Two candidates knocked doors in my subdivision, including mine. When I asked one about his views, I appreciated the fact that he commented on the very thing that had been troubling me: all the candidates were talking about whatever Washington is talking about, but not saying much about the needs of our county, district, and state.
Let’s face it: it’s easy to be a conservative Republican running against President Biden, who isn’t on the ballot. It’s easy to be a progressive Democrat and run against President Trump, who isn’t on the ballot. It’s much more difficult to get into the weeds and talk to people about the things they’re seeing and experiencing in their local communities. Of course, some times these issues do intersect and overlap with the policies of D.C. But many times candidates avoid answering hard questions about local issues because they’re running against a bad man two thousand miles away.

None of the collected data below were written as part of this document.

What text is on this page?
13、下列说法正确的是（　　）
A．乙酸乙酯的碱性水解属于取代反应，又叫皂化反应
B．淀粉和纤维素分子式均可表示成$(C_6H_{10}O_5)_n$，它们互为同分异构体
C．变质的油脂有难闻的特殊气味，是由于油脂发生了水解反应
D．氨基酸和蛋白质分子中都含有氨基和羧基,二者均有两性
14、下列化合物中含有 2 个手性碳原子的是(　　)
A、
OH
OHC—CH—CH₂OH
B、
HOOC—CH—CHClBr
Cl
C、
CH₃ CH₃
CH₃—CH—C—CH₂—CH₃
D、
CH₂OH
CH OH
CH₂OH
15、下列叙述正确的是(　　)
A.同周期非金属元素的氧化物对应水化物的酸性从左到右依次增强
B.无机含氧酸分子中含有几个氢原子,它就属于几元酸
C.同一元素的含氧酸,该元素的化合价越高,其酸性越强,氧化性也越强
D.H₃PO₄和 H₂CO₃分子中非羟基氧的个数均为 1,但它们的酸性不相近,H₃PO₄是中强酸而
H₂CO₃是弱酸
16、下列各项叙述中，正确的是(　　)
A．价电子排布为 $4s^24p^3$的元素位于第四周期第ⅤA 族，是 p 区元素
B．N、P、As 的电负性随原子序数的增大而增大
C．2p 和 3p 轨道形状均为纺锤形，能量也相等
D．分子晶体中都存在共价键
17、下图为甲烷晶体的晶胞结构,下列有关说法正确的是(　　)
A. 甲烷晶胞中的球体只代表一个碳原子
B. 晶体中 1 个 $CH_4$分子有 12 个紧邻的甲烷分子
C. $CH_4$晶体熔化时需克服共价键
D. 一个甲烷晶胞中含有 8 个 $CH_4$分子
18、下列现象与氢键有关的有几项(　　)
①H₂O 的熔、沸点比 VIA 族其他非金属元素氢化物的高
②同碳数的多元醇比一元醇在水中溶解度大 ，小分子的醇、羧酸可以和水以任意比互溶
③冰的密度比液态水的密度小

If we want to love our neighbors well, this requires that we show up and vote when the opportunity arises. It means we ask the hard questions candidates rather not answer. It means we demand better than slogans and tired cliches.
Election day is coming. Are you ready to exercise your stewardship, or set yourself up for more bad choices in November?
Currently Reading:
Robert W. Merry, President McKinley: Architect of the American Century.
Quote of the Week:
It doesn’t matter what you choose; what matters is that you choose. Freedom is getting to make up what counts as the Good for yourself. This is not unlike what Augustine thought freedom was when he first made his way to Carthage and later to Rome. What he hadn’t anticipated, and what he tried to ignore even as he was experiencing it, was the exhaustion of it all. What he envisioned as freedom—the removal of constraints—started to feel like a punishment. The obliteration of boundaries looked like liberation to the young Augustine; but he could feel himself dissolving in the resulting amorphousness. . . Freedom to be myself starts to feel like losing myself, dissolving my own identity slipping between my fingers.